Siraskar Rajesh, Kumar Satish, Patil Shruti, Bongale Arunkumar, Kotecha Ketan
Symbiosis Institute of Technology, Symbiosis International (Deemed University), Pune, 412115, Maharashtra, India.
CTO Office, Birlasoft Ltd., Pune, 411057, Maharashtra, India.
MethodsX. 2024 May 17;12:102754. doi: 10.1016/j.mex.2024.102754. eCollection 2024 Jun.

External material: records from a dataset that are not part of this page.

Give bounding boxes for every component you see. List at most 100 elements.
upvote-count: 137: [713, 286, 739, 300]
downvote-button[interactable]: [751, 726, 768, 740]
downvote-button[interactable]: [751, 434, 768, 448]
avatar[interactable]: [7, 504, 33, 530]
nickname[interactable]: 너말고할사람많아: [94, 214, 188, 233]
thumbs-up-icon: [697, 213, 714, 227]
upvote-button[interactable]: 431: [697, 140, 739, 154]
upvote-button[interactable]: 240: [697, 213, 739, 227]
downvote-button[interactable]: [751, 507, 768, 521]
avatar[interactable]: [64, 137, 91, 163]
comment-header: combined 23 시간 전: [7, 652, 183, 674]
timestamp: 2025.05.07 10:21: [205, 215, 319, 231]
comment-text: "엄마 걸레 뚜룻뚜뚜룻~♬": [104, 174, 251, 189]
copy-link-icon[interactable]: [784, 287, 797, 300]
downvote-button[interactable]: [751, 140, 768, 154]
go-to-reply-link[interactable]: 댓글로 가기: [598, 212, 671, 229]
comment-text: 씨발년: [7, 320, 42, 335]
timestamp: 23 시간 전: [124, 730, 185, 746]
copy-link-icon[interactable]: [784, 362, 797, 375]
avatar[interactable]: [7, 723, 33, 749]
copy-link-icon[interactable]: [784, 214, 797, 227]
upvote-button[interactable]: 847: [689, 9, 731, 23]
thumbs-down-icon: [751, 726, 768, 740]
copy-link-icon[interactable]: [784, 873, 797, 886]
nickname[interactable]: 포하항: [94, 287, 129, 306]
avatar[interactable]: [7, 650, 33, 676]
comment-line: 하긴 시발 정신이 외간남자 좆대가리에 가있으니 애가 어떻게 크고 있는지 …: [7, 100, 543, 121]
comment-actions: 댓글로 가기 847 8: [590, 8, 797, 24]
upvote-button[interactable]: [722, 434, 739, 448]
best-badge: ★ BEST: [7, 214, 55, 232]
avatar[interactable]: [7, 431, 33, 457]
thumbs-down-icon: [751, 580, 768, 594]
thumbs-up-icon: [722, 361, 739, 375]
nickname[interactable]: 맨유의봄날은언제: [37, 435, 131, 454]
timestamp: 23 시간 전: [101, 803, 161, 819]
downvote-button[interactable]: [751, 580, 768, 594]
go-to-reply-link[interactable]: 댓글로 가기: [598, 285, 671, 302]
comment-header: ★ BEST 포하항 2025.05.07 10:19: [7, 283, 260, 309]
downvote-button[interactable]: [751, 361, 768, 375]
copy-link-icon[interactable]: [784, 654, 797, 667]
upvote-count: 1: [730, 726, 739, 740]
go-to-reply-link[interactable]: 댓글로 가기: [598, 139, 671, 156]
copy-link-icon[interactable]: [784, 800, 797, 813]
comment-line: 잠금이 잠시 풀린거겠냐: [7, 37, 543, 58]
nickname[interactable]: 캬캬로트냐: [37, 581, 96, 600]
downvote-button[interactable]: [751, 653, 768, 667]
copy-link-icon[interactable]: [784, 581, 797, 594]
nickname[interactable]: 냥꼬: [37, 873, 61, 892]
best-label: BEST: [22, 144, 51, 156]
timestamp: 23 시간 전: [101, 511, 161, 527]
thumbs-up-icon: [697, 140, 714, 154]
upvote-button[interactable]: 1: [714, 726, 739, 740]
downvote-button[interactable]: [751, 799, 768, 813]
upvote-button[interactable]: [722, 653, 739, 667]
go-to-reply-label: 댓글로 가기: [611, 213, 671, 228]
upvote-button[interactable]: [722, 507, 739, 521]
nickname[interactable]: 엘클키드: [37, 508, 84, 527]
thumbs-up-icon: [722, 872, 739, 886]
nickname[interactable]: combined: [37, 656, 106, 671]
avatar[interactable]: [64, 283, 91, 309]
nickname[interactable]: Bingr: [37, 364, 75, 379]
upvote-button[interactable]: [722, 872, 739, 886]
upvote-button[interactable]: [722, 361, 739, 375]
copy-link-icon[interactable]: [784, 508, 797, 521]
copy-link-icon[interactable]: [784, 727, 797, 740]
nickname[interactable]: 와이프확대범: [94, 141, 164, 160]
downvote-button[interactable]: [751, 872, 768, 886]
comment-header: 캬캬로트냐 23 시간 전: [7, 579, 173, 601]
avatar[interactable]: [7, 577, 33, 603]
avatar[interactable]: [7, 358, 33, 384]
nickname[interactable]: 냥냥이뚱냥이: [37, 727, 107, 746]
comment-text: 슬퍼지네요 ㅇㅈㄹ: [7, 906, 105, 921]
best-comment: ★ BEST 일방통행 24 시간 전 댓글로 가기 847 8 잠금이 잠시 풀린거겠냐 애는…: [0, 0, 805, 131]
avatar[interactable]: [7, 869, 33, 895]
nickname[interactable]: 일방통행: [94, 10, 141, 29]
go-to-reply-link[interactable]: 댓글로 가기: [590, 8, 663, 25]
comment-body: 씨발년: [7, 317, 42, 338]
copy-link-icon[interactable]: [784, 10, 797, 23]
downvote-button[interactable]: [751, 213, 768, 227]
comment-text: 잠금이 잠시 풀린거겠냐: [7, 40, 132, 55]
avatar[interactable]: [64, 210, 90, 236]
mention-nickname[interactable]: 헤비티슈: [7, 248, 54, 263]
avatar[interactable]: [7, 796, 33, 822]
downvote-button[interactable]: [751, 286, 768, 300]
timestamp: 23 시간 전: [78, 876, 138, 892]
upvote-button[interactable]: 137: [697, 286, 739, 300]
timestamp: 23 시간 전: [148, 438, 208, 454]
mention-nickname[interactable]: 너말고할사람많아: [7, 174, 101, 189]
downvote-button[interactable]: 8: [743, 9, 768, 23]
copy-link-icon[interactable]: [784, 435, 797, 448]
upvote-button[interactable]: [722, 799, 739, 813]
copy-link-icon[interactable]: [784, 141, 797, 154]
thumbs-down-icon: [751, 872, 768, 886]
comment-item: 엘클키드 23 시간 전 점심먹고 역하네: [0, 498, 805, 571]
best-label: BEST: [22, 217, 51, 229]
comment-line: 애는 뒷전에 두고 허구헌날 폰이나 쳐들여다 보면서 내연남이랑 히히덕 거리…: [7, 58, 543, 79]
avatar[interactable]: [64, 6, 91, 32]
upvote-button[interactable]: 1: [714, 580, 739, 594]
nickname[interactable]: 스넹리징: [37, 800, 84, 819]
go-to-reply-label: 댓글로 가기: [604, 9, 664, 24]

Attention mechanism has recently gained immense importance in the natural language processing (NLP) world. This technique highlights parts of the input text that the NLP task (such as translation) must pay "attention" to. Inspired by this, some researchers have recently applied the NLP domain, based, attention mechanism techniques to predictive maintenance. In contrast to the deep-learning based solutions, Industry 4.0 predictive maintenance solutions that often rely on edge-computing, demand predictive models. With this objective, we have investigated the adaptation of a simpler, incredibly fast and compute-resource friendly, "Nadaraya-Watson estimator based" method. We develop a method to predict tool-wear of a milling machine using this attention mechanism and demonstrate, with the help of heat-maps, how the attention mechanism highlights regions that assist in predicting onset of tool-wear. We validate the effectiveness of this adaptation on the benchmark IEEEDataPort PHM Society dataset, by comparing against other comparatively "lighter" machine learning techniques - Bayesian Ridge, Gradient Boosting Regressor, SGD Regressor and Support Vector Regressor. Our experiments indicate that the proposed Nadaraya-Watson attention mechanism performed best with an MAE of 0.069, RMSE of 0.099 and R of 83.40 %, when compared to the next best technique Gradient Boosting Regressor with figures of 0.100, 0.138, 66.51 % respectively. Additionally, it produced a lighter and faster model as well.•We propose a Nadaraya-Watson estimator based "attention mechanism", applied to a predictive maintenance problem.•Unlike the deep-learning based attention mechanisms from the NLP domain, our method creates fast, light and high-performance models, suitable for edge computing devices and therefore supports the Industry 4.0 initiative.•Method validated on real tool-wear data of a milling machine.
注意力机制最近在自然语言处理(NLP)领域变得极为重要。该技术突出了输入文本中自然语言处理任务(如翻译)必须“关注”的部分。受此启发,一些研究人员最近将基于注意力机制的技术应用于预测性维护领域。与基于深度学习的解决方案不同,工业4.0预测性维护解决方案通常依赖边缘计算,需要预测模型。出于这个目的,我们研究了一种更简单、速度极快且对计算资源友好的“基于纳德拉亚 - 沃森估计器”方法的适应性。我们开发了一种使用这种注意力机制来预测铣床刀具磨损的方法,并借助热图展示了注意力机制如何突出有助于预测刀具磨损开始的区域。通过与其他相对“轻量级”的机器学习技术——贝叶斯岭回归、梯度提升回归器、随机梯度下降回归器和支持向量回归器进行比较,我们在基准IEEEDataPort PHM协会数据集上验证了这种适应性的有效性。我们的实验表明,与次优技术梯度提升回归器相比,所提出的纳德拉亚 - 沃森注意力机制表现最佳,其平均绝对误差(MAE)为0.069,均方根误差(RMSE)为0.099,相关系数(R)为83.40%,而梯度提升回归器的相应数值分别为0.100、0.138、66.51%。此外,它还产生了一个更轻量级且更快速度的模型。
•我们提出了一种基于纳德拉亚 - 沃森估计器并应用于预测性维护问题的“注意力机制”。
•与自然语言处理领域基于深度学习的注意力机制不同,我们的方法创建了快速、轻量级且高性能的模型,适用于边缘计算设备,因此支持工业4.0倡议。
•该方法在铣床实际刀具磨损数据上得到验证。